Fernande Victoire Cormier, born on 17 November 1888 in Toulon and died on 15 August 1964 in Sanary-sur-Mer, was a French painter.

==Biography==
Born on 17 November 1888 in Toulon, Fernande Cormier studied under Ferdinand Humbert and Émile Renard.
She exhibited from 1913 onwards at the Salon des artistes français in Paris (of which she was a member), winning a silver medal and a travel grant in 1920, at the Salon d'automne from 1919 to 1926 and at the Salon des Tuileries in 1927.

She was second grand prix de Rome in 1919. She also participated in the exhibitions of the Society of Modern Women Artists in 1935-1936 and 1938. She traveled to Fez and exhibited her Moroccan paintings in 1926.

Linked to Provence her native region, she made sets for the foyer of the Toulon Opera: in her painting of the Foyer Campra at the Opera, she depicts Massenet's Poème pastoral with a view of the Siou-Blanc plateau, a mountainous massif in the south-western part of the Var department. The subject, painted around 1922, has a symbolist influence.

She also made sets for the town hall of Vincennes around 1932–1935.

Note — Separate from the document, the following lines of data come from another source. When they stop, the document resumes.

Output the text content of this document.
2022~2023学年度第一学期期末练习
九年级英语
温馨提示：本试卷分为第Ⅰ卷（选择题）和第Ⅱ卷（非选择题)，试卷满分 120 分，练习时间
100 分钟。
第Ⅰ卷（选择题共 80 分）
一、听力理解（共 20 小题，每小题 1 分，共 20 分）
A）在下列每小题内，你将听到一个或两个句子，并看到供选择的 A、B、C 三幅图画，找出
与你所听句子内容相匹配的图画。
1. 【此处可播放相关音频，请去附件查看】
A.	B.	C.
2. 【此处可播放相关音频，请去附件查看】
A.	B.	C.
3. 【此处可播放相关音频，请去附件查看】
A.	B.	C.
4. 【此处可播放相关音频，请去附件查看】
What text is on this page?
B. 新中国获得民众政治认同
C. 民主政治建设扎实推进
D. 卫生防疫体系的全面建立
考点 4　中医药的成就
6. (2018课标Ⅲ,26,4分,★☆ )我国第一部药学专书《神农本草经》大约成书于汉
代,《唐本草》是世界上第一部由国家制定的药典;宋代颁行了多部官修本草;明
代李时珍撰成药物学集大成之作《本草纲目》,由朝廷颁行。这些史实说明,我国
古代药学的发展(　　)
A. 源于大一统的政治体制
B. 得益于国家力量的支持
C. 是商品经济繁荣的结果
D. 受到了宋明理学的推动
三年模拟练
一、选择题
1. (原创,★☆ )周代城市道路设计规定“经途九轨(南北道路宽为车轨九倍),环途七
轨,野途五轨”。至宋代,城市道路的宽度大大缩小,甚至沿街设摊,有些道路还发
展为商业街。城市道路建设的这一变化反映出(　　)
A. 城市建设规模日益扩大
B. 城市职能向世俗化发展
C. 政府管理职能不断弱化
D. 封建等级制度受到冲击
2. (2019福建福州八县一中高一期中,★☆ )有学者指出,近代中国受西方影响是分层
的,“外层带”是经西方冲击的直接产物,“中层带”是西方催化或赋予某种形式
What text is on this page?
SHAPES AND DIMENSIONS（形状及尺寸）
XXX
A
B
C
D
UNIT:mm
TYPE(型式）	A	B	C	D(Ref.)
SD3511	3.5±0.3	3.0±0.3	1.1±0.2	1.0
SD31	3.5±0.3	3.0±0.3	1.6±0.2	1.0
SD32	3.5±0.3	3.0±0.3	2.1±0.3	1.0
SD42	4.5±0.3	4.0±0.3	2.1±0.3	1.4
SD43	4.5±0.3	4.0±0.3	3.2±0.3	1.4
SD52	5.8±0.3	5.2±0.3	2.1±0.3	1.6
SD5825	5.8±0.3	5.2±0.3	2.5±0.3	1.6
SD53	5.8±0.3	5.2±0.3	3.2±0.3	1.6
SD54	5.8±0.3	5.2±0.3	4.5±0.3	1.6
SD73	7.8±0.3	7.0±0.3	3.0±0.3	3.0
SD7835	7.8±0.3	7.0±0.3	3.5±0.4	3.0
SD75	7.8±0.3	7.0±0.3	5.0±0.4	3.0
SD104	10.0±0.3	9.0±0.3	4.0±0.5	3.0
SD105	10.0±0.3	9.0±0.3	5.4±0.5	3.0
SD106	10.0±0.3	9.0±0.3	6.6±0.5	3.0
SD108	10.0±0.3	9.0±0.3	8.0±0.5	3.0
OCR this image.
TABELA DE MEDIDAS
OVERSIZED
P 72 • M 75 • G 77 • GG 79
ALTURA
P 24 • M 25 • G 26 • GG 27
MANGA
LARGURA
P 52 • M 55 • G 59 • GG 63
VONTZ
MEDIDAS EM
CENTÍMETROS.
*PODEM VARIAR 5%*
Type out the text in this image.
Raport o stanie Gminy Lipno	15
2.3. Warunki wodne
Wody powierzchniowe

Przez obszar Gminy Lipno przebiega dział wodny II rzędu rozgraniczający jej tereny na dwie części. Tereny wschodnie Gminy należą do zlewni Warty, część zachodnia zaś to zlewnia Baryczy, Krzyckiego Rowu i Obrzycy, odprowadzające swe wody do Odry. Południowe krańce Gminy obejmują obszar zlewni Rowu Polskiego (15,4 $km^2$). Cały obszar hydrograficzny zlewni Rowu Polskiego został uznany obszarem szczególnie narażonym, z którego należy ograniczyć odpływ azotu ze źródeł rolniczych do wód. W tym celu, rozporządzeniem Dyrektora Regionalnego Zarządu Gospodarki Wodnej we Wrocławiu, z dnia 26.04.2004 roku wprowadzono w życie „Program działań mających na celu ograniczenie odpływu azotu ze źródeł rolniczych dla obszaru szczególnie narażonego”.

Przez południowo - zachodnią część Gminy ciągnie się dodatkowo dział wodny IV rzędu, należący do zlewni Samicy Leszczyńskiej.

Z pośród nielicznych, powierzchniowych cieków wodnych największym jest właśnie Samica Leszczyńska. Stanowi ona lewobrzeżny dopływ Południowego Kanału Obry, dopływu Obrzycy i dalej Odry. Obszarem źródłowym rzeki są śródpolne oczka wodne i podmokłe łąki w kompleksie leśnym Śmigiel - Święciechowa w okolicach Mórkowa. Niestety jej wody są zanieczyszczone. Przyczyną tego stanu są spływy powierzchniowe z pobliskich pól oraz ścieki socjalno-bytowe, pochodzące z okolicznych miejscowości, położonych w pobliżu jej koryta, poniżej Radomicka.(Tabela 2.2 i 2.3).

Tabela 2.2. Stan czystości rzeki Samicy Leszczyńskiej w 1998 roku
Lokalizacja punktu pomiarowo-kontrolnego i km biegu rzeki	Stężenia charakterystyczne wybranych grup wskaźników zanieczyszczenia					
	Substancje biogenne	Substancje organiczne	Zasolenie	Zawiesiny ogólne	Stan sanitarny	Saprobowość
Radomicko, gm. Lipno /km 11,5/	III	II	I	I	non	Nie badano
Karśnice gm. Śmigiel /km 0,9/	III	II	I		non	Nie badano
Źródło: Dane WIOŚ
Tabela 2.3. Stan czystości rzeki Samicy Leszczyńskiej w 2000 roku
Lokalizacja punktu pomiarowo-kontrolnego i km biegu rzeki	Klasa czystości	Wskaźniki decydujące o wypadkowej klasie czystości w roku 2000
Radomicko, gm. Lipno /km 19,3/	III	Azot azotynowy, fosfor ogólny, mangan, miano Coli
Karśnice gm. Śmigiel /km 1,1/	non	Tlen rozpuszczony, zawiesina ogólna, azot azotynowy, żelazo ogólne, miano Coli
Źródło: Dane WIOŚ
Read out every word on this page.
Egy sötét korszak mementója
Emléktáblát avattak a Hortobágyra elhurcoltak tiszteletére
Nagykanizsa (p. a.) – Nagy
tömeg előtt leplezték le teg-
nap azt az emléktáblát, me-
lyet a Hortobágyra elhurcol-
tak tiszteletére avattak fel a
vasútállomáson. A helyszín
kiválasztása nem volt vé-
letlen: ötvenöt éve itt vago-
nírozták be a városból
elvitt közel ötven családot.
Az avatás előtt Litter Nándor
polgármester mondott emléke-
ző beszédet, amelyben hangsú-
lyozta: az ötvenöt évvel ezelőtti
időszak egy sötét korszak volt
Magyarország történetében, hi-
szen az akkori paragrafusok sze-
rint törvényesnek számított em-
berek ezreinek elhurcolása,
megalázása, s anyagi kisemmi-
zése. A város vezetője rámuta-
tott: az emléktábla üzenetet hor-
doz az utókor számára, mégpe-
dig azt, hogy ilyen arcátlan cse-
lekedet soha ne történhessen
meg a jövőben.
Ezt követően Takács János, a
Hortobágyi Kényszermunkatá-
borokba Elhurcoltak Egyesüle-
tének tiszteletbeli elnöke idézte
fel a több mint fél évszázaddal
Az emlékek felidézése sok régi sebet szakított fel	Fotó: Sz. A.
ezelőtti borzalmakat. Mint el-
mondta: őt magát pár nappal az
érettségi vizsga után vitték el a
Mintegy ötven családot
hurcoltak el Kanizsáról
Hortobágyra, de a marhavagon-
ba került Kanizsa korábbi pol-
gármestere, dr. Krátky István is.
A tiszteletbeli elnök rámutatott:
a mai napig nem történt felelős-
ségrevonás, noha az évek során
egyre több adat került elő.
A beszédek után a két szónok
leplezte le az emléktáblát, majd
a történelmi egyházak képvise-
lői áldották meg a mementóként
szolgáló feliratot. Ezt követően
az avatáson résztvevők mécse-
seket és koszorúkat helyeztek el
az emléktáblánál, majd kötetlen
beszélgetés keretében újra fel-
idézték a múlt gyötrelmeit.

There is truth and accent in Miss Fernande Cormier's portraits.
— Alfred Louis Edmond Vallette

==List of works==
- Le collier de jasmin, oil on canvas, 64 x 55 cm.
- Le sculpteur, oil on canvas, 135 x 105 cm.
- Les pins, 72 x 85 cm.
- Femme marocaine dans son intérieur
- Bateaux dans la baie, oil on canvas, 43 x 53 cm.
- Le chat qui dort, oil on canvas, 61 × 50 cm, Gray (Haute-Saône), Musée Baron-Martin.
- Café en Sidi Bou Saïd, oil on canvas, 80 x 100 cm.
- Portrait de jeune homme à son bureau, oil on canvas, 80 x 64 cm.